Our diagnosis system is a multi-stage AI system. The key step is to extract infection region. It is interesting that these processing modules are trained using CAP cases while the detection and segmentation accuracy is still closed to the radiologist level. The Dice coefficients between the COVID-19-infected region segmentation of the AI system and two experienced radiologists were 0.74 ± 0.28 and 0.76 ± 0.29, respectively, which were close to the inter-observer agreement, i.e., 0.79 ± 0.25.
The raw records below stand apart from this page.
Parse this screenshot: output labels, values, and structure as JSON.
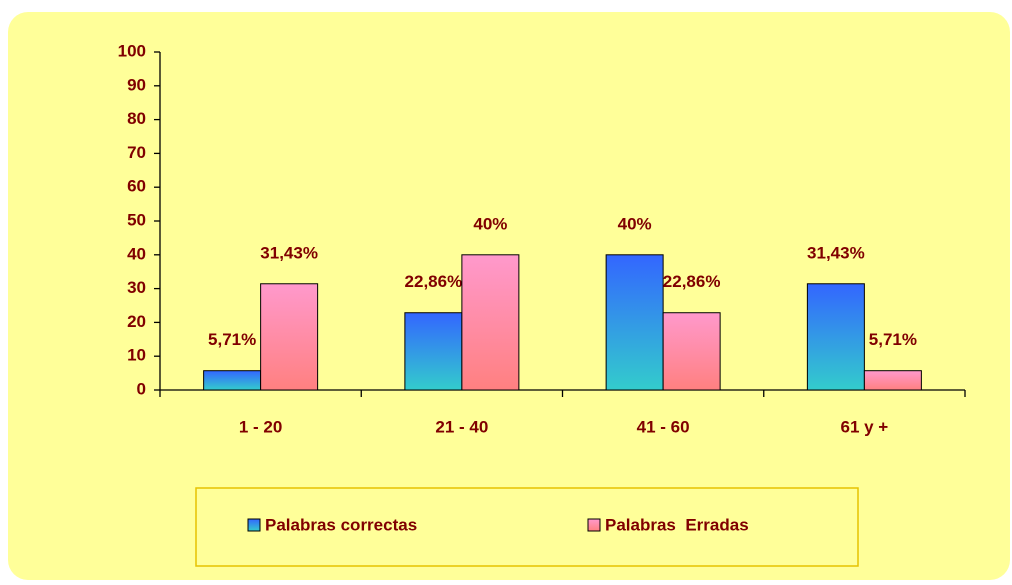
{
  "chart_data": {
    "type": "bar",
    "categories": [
      "1 - 20",
      "21 - 40",
      "41 - 60",
      "61 y +"
    ],
    "series": [
      {
        "name": "Palabras correctas",
        "color": "#3366ff",
        "gradient_to": "#33cccc",
        "values": [
          5.71,
          22.86,
          40,
          31.43
        ],
        "value_labels": [
          "5,71%",
          "22,86%",
          "40%",
          "31,43%"
        ]
      },
      {
        "name": "Palabras  Erradas",
        "color": "#ff99cc",
        "gradient_to": "#ff8080",
        "values": [
          31.43,
          40,
          22.86,
          5.71
        ],
        "value_labels": [
          "31,43%",
          "40%",
          "22,86%",
          "5,71%"
        ]
      }
    ],
    "ylim": [
      0,
      100
    ],
    "yticks": [
      0,
      10,
      20,
      30,
      40,
      50,
      60,
      70,
      80,
      90,
      100
    ],
    "background": "#ffff99",
    "legend": "bottom"
  }
}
Among our computed imaging biomarkers, only the POI shows high sensitivity and specificity for differentiating the severe from non-severe COVID-19 groups. This indicates the POI is an effective imaging biomarker to assess the severity of COVID-19 patients. Although iHU value is also able to reflect infection progress, however, it is affected by several other disease irrelevant factors, such as the reconstruction slice thickness and the respiration status [15, 16]. For instance, consolidation on HRCT images might be displayed as GGO on thick-section CT images.
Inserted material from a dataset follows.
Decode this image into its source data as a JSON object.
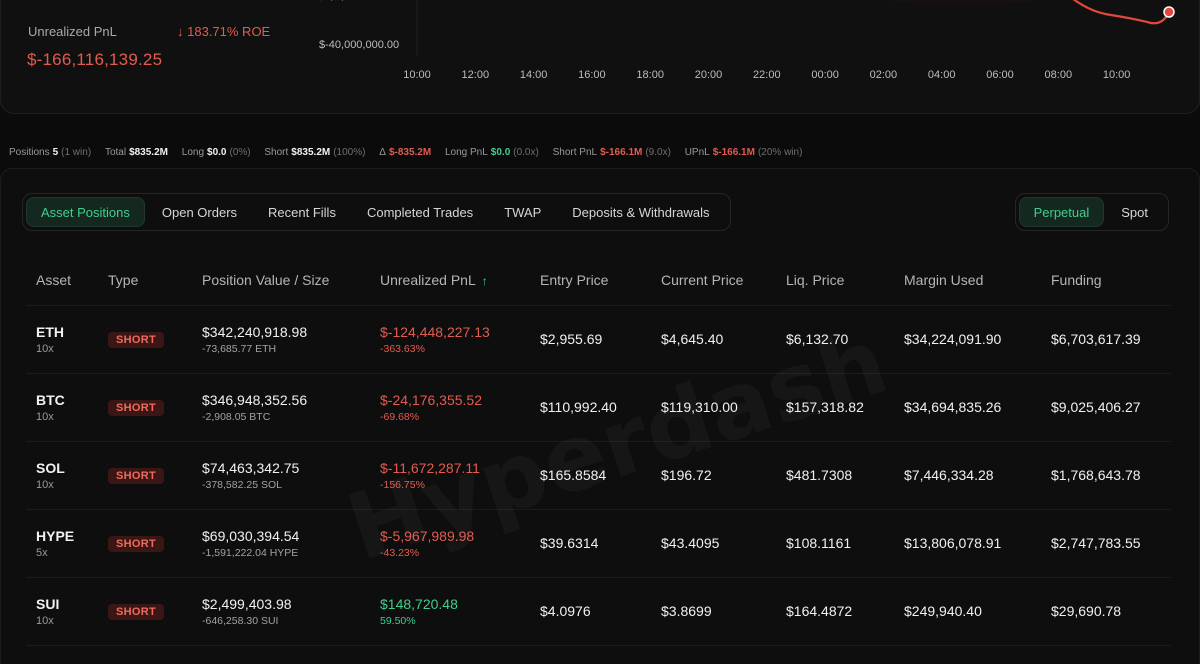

The changes in volume and density of infected region are two key indicators that used by radiologists for COVID-19 progression assessment. However, it is time-consuming (or even impractical) for radiologists to produce quantitative measurements for this longitudinal analysis. Our AI system provided a quantitative and objective measurement, i.e., the POI, which shows strong agreement with radiologists’ qualitative judgments. More importantly, the AI-based longitudinal disease quantification is precise, reproducible, and fast, which can reduce the reading time of radiologists for COVID-19 in each patient and improve the quality of the disease progression assessment [10].
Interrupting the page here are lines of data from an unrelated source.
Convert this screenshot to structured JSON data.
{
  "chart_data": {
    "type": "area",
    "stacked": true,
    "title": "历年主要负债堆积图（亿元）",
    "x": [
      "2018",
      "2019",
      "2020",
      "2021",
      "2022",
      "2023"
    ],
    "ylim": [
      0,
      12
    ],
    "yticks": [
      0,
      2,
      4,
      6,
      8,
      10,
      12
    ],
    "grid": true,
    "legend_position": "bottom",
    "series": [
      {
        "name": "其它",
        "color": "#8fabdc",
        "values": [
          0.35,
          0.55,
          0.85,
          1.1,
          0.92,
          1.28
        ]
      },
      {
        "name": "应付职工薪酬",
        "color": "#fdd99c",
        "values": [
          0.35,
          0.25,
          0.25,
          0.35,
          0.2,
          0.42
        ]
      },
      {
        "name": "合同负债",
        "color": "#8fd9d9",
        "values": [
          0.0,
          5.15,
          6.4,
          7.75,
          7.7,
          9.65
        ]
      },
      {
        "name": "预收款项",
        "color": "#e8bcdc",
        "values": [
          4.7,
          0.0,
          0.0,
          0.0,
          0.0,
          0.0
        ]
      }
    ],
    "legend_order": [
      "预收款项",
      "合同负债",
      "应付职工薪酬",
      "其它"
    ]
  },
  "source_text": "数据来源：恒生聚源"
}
This study has several limitations. Firstly, we only evaluated changes in imaging biomarkers at the whole lung level in certain phrase. Although our model can compute the biomarkers at the lobe level, the standard phrases from the radiology reports were mostly at the whole lung level. Furthermore, some phrases in the reports like “lesion absorption” might respond to either infection region decreasing or HU value reduction. Thus, it needs more sophisticated and precise analysis evaluating our model in the future. Secondly, motion artifacts due to respiration and heart motion may cause false-positive segmentation in the AI system. We noticed that some false-positive segmentation affected the longitudinal infection evaluations (Fig. 6). One possible solution is to identify the motion artifacts before applying the infection segmenting. Finally, our model only tested COVID-19-positive patients. A recent study has shown that a deep learning–based AI classification model can detect the COVID-19 and distinguish it from the community-acquired pneumonia and other non-pneumonic lung diseases using thin-section HRCT [5]. As the next step, it would be interesting to see if our model can also differentiate pneumonia caused by COVID-19 and other factors using the thick-section CT imaging.

Fig. 6
figure 6

The false-positive segmentation from an exam with motion artifacts

In conclusion, a deep learning–based AI system is developed to quantify COVID-19 abnormal lung patterns and assess the disease severity and the progression using thick-section chest CT images. The imaging biomakers computed from the AI system could be used for reproducing several findings of infection change from the reports by radiologists. These results demonstrate that the deep learning–based tool has the ability to help radiologists on diagnosing and follow-up treatment for COVID-19 patients based on CT scans.